La chanteuse apprécie aussi les comédies musicales car elle a déjà participé à quatre spectacles de ce genre : “Opéra Soleil” (2007) et “Opéra Ka” (2011) avec Carole Vénutolo ; “Nou Fanm” (2012) avec le groupe “Fanm Ki Ka” ; “Tanbou Babel” (2016).

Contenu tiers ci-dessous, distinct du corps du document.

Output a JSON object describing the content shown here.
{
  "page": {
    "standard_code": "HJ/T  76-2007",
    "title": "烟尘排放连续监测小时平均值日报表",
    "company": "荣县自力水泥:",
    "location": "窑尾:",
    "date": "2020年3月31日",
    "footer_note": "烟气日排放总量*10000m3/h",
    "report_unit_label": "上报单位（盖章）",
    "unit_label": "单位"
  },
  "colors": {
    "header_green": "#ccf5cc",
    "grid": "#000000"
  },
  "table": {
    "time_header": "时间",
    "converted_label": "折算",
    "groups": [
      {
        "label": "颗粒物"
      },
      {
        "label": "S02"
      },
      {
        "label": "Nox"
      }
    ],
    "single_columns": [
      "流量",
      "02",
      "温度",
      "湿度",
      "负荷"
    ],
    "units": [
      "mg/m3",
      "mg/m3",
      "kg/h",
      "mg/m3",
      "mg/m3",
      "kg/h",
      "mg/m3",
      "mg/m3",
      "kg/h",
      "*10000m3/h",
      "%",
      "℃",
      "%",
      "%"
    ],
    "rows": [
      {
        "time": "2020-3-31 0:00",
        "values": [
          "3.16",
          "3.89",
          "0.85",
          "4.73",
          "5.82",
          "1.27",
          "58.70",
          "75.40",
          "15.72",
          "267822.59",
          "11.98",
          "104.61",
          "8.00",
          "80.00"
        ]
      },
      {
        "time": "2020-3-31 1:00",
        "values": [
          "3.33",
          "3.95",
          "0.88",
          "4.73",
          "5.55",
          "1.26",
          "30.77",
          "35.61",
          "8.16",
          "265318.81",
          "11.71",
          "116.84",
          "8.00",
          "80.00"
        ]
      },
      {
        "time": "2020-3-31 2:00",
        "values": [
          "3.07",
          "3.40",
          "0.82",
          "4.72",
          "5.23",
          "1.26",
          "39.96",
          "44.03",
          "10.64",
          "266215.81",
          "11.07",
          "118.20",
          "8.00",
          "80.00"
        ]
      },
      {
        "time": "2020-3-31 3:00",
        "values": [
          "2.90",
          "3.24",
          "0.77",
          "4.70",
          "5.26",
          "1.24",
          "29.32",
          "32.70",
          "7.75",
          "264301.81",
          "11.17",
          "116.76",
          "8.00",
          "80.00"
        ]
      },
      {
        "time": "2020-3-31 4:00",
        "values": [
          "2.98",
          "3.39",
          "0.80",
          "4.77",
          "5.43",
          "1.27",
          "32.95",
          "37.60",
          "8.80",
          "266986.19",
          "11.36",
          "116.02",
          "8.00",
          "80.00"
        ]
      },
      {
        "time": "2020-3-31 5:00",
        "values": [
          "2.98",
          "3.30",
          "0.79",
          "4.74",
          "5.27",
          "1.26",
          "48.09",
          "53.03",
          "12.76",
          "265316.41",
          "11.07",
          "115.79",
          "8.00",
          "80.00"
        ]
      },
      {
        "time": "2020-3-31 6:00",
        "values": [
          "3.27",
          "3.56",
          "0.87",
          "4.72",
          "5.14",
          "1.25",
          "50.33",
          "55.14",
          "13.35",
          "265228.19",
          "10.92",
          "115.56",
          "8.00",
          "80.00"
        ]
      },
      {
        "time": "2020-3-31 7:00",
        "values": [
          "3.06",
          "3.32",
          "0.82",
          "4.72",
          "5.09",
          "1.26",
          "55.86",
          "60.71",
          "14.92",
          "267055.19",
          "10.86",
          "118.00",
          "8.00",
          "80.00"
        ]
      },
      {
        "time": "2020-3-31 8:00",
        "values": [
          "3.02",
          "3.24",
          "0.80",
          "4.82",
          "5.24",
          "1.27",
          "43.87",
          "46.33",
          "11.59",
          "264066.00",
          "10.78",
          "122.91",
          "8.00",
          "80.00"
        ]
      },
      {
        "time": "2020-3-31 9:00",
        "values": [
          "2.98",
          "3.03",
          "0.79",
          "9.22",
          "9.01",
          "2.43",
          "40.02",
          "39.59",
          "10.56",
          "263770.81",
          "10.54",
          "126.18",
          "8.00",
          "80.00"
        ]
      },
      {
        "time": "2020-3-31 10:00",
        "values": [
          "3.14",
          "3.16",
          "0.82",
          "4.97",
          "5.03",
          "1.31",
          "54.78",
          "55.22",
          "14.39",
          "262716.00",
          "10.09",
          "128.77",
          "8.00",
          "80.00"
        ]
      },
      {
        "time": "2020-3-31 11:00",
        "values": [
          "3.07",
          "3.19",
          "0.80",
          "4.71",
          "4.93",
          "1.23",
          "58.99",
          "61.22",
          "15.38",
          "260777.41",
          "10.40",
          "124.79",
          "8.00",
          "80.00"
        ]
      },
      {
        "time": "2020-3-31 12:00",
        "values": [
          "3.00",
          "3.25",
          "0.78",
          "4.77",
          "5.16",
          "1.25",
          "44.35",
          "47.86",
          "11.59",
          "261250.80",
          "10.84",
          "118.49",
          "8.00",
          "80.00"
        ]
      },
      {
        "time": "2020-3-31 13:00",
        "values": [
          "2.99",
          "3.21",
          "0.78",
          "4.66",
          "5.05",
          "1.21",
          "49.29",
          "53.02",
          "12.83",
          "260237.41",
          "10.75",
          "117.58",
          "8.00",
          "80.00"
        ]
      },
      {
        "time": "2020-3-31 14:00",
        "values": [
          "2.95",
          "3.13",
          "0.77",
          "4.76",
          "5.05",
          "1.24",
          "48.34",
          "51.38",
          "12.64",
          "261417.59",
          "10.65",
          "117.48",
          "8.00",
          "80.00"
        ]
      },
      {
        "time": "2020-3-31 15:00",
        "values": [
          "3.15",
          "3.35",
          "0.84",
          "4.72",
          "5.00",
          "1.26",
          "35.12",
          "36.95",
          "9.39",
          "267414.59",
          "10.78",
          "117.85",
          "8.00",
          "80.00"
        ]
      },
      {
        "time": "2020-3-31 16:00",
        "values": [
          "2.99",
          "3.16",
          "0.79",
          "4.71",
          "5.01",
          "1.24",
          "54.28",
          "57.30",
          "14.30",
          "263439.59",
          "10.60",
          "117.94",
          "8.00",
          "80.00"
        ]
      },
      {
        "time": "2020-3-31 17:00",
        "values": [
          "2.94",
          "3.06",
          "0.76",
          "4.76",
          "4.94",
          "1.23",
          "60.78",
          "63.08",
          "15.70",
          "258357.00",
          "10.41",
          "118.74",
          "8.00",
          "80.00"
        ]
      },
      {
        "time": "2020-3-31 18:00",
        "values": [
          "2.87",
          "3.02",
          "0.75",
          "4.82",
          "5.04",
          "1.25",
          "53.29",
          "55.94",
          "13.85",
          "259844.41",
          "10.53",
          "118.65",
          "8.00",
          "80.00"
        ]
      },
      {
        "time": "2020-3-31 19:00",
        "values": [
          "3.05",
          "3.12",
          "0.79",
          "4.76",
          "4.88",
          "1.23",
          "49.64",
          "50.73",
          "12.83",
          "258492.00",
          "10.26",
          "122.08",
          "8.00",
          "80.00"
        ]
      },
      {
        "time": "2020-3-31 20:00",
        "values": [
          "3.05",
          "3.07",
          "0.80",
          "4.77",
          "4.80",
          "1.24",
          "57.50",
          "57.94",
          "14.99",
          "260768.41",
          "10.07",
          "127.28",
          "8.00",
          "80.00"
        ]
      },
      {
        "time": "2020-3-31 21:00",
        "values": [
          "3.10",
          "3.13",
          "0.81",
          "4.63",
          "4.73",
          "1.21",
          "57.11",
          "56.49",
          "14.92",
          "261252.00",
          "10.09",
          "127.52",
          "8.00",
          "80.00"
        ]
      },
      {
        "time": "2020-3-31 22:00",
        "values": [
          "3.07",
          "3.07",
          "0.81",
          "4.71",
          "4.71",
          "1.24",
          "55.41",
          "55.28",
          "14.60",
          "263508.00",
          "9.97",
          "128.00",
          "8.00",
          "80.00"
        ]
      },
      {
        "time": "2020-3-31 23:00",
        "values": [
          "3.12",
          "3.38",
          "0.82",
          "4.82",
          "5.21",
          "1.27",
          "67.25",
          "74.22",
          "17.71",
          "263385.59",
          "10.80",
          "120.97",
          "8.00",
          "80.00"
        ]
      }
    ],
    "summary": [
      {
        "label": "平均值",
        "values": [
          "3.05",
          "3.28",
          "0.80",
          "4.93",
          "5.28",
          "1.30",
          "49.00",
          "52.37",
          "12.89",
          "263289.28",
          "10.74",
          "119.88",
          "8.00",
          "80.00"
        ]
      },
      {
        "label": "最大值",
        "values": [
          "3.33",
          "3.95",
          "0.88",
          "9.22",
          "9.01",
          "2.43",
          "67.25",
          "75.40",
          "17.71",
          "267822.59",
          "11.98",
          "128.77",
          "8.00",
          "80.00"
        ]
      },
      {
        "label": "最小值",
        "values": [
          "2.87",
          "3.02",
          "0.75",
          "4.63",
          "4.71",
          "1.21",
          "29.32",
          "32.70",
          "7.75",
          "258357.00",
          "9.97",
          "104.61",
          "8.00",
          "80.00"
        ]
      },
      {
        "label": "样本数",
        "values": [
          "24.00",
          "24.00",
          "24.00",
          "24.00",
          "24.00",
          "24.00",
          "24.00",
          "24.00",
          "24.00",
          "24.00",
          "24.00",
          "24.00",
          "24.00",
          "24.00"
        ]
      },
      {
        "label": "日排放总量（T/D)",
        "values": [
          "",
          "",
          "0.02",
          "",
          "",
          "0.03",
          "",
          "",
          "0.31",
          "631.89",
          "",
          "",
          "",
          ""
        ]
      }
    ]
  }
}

Outre son premier album “Katouré en Louisiane”, la discographie de l’artiste guadeloupéenne compte 7 autres disques à savoir : “Istwa Man Lado” (1992), “Kalindi Ka” (2000), “Jwayèz Nwèl” (2008), “Hymne aux héros anti-esclavagistes” (2009), “Fanm ka woulé pou LKP” (2009), “Im a réparasyon” (2014) et “Tambours Croisés” (2016).

Il faut préciser que, depuis 2005, Marie-Line Dahomay mène exclusivement une carrière dans la culture car elle occupe le poste de chef de projets culturels et collecteur en musiques traditionnelles à la Médiathèque Caraïbe à Basse-Terre après avoir obtenu en 2003 un D.U. Ethno Musique Rythmes et Danses du Monde à l’Université Sophia Antipolis de Nice (France). Elle est aussi un membre fondateur et coach vocal de l’association Lékòl Vwakalité. L’artiste est également une chercheuse en gwoka et a déjà publié plusieurs ouvrages dont “Des femmes caribéennes dans les musiques traditionnelles”.